Sometimes there might be a backstory that stems from the business side of the game. Marlon was months away from qualifying for a full pension. It is not unusual that the home stretch to vesting is littered with obstacles and detours. Especially when you aren’t an everyday star player.

So suddenly you’re home — or going to wedding in May, instead of getting on the plane to play the Padres. You didn’t see it coming. Or, more likely, you knew it was coming one day, just not today. But when a star like Gary Sheffield walks into the locker room, someone has to leave.

There was no front-page story on Marlon Anderson’s change in contract status (or, in his case, “designation for assignment,” a.k.a. back to the minors). There is no blown-up Internet splash page outlining his career. He’s been known as “The Iceman” coming off the bench. He could sit on the pine for days, then walk into the batter’s box against the game’s best closers and get a hit. He beat the unbeatable Padres closer Trevor Hoffman in one game in 2007 and helped get the Dodgers into the playoffs.

Most players in this game just fade away. There is no fanfare. You probably didn’t hit a game-winning home run in the World Series and announce your retirement at a press conference. One day you are employed, the next day you aren’t. Maybe the phone rings a week later offering you a Triple-A job, or a gig in Korea, but it is quite possible that you may never put on a major league uniform again. Wow.

Then you join the “Whatever Happened To” list that fans bring up at parties during the playoffs. Little do they know that you are asking yourself the same question. It was the fastest change you ever experienced in the game.

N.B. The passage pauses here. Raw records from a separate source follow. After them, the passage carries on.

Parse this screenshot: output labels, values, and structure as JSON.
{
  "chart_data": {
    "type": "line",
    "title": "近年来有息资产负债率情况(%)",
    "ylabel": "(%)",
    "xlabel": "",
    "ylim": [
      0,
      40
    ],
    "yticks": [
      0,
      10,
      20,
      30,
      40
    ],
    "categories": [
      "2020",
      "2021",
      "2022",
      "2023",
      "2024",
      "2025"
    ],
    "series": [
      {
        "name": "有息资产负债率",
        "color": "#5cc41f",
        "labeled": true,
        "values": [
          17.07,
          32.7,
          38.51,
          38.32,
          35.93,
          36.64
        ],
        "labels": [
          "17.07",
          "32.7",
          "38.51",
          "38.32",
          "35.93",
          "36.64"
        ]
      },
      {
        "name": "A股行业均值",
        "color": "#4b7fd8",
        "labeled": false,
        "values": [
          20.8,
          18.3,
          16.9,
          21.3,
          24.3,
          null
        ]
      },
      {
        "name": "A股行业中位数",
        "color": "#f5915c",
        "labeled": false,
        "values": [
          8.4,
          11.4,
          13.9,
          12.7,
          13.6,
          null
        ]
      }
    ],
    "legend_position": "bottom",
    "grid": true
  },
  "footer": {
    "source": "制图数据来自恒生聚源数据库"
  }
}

The Phillies’ Jimmy Rollins said it well: “While you are playing, you are young, when you stop, you are old.”

By the time I meet Marlon for lunch this week, he may have signed a contract with a new team. I would say, even, that it is likely, given that he has become one of the game’s premier pinch hitters over the last few years. But that is his gift and his curse. Teams want him for a boost into the playoffs, but they also label him as a guy who can’t help in other areas of the game.

I am hopeful that he will have to cancel lunch.

For now, he has to wait. The phone will ring. He will have to weigh what may be an offer he can’t refuse if he wants to stay in rhythm. Maybe it’s back to the minors for the first time in almost a decade. Or maybe there’s only a dial tone, signaling the forced retirement that dawns upon unsuspecting major leaguers in denial. When your dream of “making it” in the big leagues became a reality, you enter this dreamland in full uniform, but when the alarm goes off, you wake up in street clothes.

Sheffield will probably play long enough to pass a few more names on that all-time home run list, and he’ll be recognized for everyone he leapfrogs — as he should be. But I would venture to say that during the time it takes for him to pass each legend, 10 more players are unknowingly heading home for good — or, maybe, to a wedding.

RedEye
04-27-2009, 12:46 PM
I like Glanville's column, too. Actually makes me a bit jealous that a guy who played professional baseball is also such a talented writer.

Hap
04-27-2009, 04:52 PM
Couldn't the Reds use a veteran LHPH whom could fill in at 2B and LF?

redsmetz
04-27-2009, 08:21 PM
Couldn't the Reds use a veteran LHPH whom could fill in at 2B and LF?

He's even played a little first base. Who is our back up at 1st?

Hap
04-28-2009, 05:13 PM
Who is our back up at 1st?

If can't remember if it's Rich Aurilia or Jeff Conine or Javy Valentin this year.

Big Klu
04-28-2009, 06:33 PM
Who is our back up at 1st?

I would guess that Ramon Hernandez is the backup 1B.